I just tried your image with dt 4.0 on windows, and can’t reproduce it… from the screenshot I don’t think you’re pushing color balance rgb to it’s limits or anything either. I tried your image first with my workflow then with your .xmp, but all that happens when I increase the highlight brilliance slider is that the highlights get brighter as they should.
No sign at all of the big white areas in your screenshot, so I don’t know what’s going on… hopefully someone more knowledgeable will have an idea
I can reproduce in Windows 11, branch 4.0.x.
I believe the artifacts are generated in filmic, not in color balance, as disabling filmic makes them disappear.
Most likely it is the filmic reconstruction that kicks-in at a certain point by increasing brilliance a lot.
See how the artifacts change by playing with reconstruct threshold and transition in filmic.
Unfortunately threshold can’t be set higher than 6 EV in the gui.
To me there should be a switch to disable reconstruct in filmic, not only by setting a high threshold
With “pushing to extremes” I don’t mean the color balance rgb setting alone. The critical regions of the image are already clipped in raw data. Additionally the exposure is increased by 1 stop. Then increasing “perceptual brilliance grading” pushes the highlights once more.
One can clearly see (by displaying the highlight reconstruction mask in filmic) that even with a threshold of +6 EV (highest possible value) filmic’s reconstruction is active (unwanted).
It’s not necessary to switch of filmic, the “blooming artifact” also disappears if you set structure ↔ texture to +100% in filmic’s reconstruct tab. In this case you get another artefact, the highly blown areas appear inverted.
For this image it would be helpful to have an “off”-switch for filmic’s reconstruction. Or just switch off filmic and use “tone curve” or “rgb curve” for example.
As a workaround, you may add a parametric mask to color balance rgb, and disable boosting the already extreme highlights.
I was unable to reproduce this on the Windows laptop that I have (darktable 4.0.0, no OpenCL), so it may be a newly introduced bug, or only affect OpenCL:
There’s another problem with the image shown by @pehar : raw whitepoint is set to 15831 by darktable, exiftool gives as white point values
Normal White Level : 11767
Specular White Level : 12279
Linearity Upper Margin : 10000
Also, you’re pushing the perceptual brilliance for a zone that’s already seriously over-exposed, and way off the scale after filmic tone-mapping.
So yes, the artifacts are caused by filmic’s highlight recovery acting on zones in the images that end up >6 EV over display white. I think you have some other issues in the image if you have values like that, especially if that concerns a larger area of your image. Given that, I’d rather not see yet another element added to an already charged interface.
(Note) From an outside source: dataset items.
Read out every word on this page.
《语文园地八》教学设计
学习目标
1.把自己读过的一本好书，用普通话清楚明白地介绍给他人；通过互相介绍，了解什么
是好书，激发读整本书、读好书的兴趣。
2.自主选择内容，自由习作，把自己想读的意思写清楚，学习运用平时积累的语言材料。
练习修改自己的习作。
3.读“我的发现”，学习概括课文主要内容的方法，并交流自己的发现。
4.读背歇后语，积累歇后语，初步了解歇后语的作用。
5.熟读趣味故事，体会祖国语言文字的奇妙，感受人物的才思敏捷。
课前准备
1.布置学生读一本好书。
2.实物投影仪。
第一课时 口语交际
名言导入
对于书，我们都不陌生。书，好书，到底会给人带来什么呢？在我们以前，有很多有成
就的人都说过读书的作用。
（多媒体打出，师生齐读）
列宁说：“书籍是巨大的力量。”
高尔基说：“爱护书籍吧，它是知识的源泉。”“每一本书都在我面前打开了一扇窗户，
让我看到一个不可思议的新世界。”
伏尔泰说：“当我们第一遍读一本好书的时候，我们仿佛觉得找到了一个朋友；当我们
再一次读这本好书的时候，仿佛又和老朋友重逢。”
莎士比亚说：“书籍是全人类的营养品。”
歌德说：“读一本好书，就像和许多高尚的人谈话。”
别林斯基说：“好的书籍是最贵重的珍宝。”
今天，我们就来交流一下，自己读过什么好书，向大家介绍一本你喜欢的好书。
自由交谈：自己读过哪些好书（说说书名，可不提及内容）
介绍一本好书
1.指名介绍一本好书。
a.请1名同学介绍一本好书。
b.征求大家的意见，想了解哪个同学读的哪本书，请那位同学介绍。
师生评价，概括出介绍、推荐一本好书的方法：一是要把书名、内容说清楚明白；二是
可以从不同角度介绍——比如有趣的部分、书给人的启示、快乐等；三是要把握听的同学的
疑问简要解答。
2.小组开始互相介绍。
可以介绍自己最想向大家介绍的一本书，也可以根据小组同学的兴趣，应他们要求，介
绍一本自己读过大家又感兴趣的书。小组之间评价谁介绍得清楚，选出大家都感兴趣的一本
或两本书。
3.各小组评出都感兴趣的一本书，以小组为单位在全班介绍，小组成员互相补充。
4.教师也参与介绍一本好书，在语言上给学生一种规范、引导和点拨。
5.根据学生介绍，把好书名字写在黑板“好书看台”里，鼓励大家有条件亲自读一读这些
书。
(I can get the same artifacts with dt 4.0 btw, or actually worse: a large part of the sky turned black…)
However this can be super confusing for normal users, you push a slider and all of a sudden you get an artifact because another module has a sleeping feature that kicks in.
To me we really need a switch to disable filmic reconstruction and that should be off by default
Oops, I mixed up the two examples, sorry for that.
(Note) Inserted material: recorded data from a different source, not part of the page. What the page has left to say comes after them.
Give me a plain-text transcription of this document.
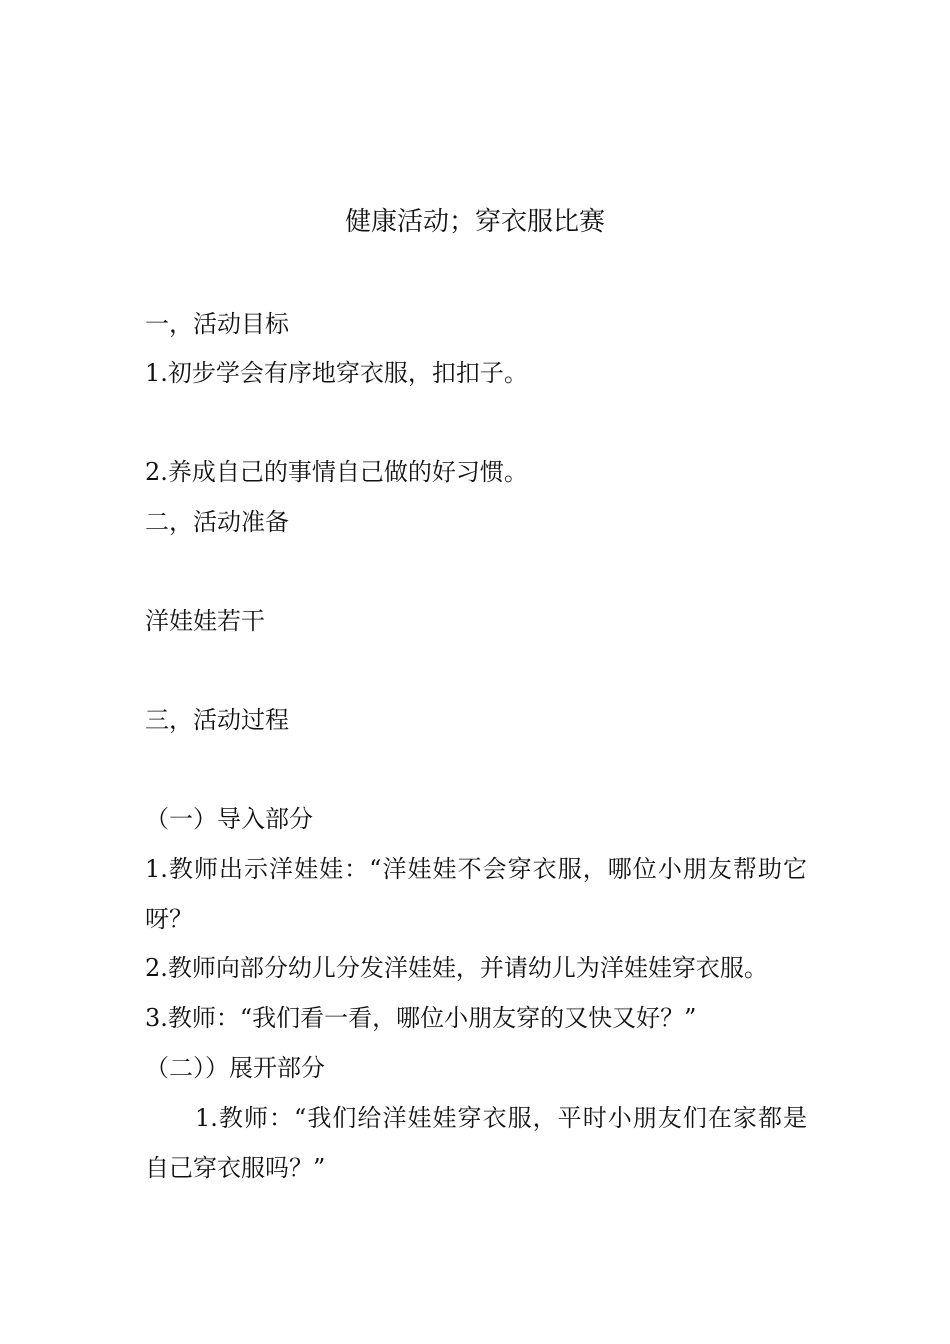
健康活动；穿衣服比赛
一，活动目标
1.初步学会有序地穿衣服，扣扣子。
2.养成自己的事情自己做的好习惯。
二，活动准备
洋娃娃若干
三，活动过程
（一）导入部分
1.教师出示洋娃娃：“洋娃娃不会穿衣服，哪位小朋友帮助它
呀？
2.教师向部分幼儿分发洋娃娃，并请幼儿为洋娃娃穿衣服。
3.教师：“我们看一看，哪位小朋友穿的又快又好？”
（二））展开部分
1.教师：“我们给洋娃娃穿衣服，平时小朋友们在家都是
自己穿衣服吗？”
The white point values I cited are for 2014-05-30_19-47-01.cr2, an older playraw; used by @RawConvert.
But yes, the Sony cameras also have a problem with the white point (less extreme). Probably “thanks to” the secrecy around the makernote sections… (exiftool deciphers the values, exiv2 seems not able to).
Sorry, I was using the respective command-line tools to try getting the white points for manual use in dt. Exiftool worked with no problems, with exiv2 I didn’t manage to get those values.